Saarbahn fordert von Riegelsberg mehr als zwei Millionen Euro

Saarbahn fordert von Riegelsberg mehr als zwei Millionen Euro

Bahnen und Busse fahren nur dank Millionenzuschüssen. Die Saarbahn hat nun ein besonderes Problem: Der Tochter der Stadtwerke Saarbrücken fehlen pro Jahr 5,5 Millionen Euro an Fördermitteln. Zumindest zum Teil will die Saarbahn dies ausgleichen und hat in einem Brief an die Gemeinde Riegelsberg 2,3 Millionen Euro gefordert, wie Peter Edlinger, Geschäftsführer der Stadtwerke und der Saarbahn, am Donnerstag sagte.Hintergrund ist nach Edlingers Darstellung eine Regelung im saarländischen Gesetz für den öffentlichen Personennahverkehr (ÖPNV).

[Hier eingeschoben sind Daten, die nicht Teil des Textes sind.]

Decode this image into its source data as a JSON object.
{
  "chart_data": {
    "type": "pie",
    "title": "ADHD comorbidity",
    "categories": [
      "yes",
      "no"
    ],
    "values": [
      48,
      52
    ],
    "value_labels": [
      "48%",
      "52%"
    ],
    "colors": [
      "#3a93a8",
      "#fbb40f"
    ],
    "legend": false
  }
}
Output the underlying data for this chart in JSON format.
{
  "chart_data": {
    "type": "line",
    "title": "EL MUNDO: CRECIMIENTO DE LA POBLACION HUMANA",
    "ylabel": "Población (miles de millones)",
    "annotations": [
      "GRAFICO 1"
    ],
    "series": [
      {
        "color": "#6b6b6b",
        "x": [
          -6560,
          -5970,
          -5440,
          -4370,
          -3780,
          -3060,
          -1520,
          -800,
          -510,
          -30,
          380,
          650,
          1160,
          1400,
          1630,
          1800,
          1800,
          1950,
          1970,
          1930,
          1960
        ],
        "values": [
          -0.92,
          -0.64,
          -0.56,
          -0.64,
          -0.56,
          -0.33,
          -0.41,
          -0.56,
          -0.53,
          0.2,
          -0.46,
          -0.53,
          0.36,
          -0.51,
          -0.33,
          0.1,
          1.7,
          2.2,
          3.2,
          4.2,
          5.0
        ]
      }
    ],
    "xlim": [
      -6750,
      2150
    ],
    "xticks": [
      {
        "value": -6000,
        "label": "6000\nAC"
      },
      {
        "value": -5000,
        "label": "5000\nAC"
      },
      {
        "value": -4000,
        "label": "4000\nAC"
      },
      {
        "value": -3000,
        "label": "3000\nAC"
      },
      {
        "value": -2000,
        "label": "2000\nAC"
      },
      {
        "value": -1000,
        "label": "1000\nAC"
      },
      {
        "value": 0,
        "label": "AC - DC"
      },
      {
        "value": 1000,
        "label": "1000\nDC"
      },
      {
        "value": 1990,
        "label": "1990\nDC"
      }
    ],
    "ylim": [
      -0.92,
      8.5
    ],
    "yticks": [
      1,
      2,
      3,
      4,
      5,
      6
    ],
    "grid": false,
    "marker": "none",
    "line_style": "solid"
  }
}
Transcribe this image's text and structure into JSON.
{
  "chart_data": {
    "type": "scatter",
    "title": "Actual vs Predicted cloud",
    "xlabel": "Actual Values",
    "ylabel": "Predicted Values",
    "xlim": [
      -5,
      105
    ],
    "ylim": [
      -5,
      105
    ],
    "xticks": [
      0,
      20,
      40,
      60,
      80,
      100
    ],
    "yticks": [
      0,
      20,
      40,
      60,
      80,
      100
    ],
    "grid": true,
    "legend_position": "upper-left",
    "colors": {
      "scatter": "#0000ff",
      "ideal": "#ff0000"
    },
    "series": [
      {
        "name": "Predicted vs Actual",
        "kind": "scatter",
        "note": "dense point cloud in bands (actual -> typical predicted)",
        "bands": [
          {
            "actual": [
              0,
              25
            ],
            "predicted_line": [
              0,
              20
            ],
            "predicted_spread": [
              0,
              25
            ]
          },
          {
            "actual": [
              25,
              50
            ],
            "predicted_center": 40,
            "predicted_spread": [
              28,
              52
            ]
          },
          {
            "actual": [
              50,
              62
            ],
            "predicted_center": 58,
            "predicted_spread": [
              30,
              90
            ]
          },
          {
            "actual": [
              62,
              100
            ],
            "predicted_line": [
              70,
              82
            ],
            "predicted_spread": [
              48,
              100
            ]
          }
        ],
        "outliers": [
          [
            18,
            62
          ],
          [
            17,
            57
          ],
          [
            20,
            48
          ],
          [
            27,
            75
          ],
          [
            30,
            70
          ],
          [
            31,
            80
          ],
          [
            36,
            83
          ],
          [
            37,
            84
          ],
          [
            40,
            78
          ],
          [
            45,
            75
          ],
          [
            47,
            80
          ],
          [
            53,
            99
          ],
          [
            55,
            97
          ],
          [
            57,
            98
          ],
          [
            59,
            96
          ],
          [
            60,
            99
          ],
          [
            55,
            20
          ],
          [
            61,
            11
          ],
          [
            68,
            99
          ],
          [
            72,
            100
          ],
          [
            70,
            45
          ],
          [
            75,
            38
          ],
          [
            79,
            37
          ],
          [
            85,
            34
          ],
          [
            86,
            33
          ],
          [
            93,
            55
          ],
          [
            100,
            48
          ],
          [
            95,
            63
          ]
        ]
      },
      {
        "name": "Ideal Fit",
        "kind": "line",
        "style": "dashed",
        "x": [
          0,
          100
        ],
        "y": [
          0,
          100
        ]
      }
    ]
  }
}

Demnach erhalten nur Bahnen, die auf klassischen Eisenbahnstrecken fahren, Zuschüsse aus den vom Bund gezahlten Geldern für den regionalen Schienenverkehr. Straßenbahnen sind von der Förderung ausgeschlossen. Nun fährt die Saarbahn von Saargemünd bis Lebach-Jabach 27 Kilometer auf früheren Bahnstrecken mit Wechselstrom-Bahntechnik. Dafür gebe es auskömmliche Zuschüsse, so Edlinger. Für die 16 Kilometer mit Straßenbahntechnik erhalte die Saarbahn "keinen Cent aus den Regionalisierungsmitteln". Das Defizit für die Strecke in Saarbrücken trage die Landeshauptstadt, aber für den Abschnitt zwischen Heinrichshaus und Walpershofen-Etzenhofen sucht die Saarbahn jetzt nach Adressaten, um Gelder zu fordern. Im Fokus steht Riegelsberg. Die Gemeinde profitiere stark von der Saarbahn und müsste ohne sie Busverkehre bezahlen, sagt Edlinger. Der Riegelsberger Bürgermeister Klaus Häusle (SPD ) weist die Forderung zurück: "Ich sehe das Land in der Verantwortung." Er fordert, das ÖPNV-Gesetz so zu ändern, dass der Saarbahn-Betrieb voll finanziert ist. Das wäre auch für Edlinger die einfachste Lösung. Bisher ist eine solche Gesetzesänderung aber nicht geplant.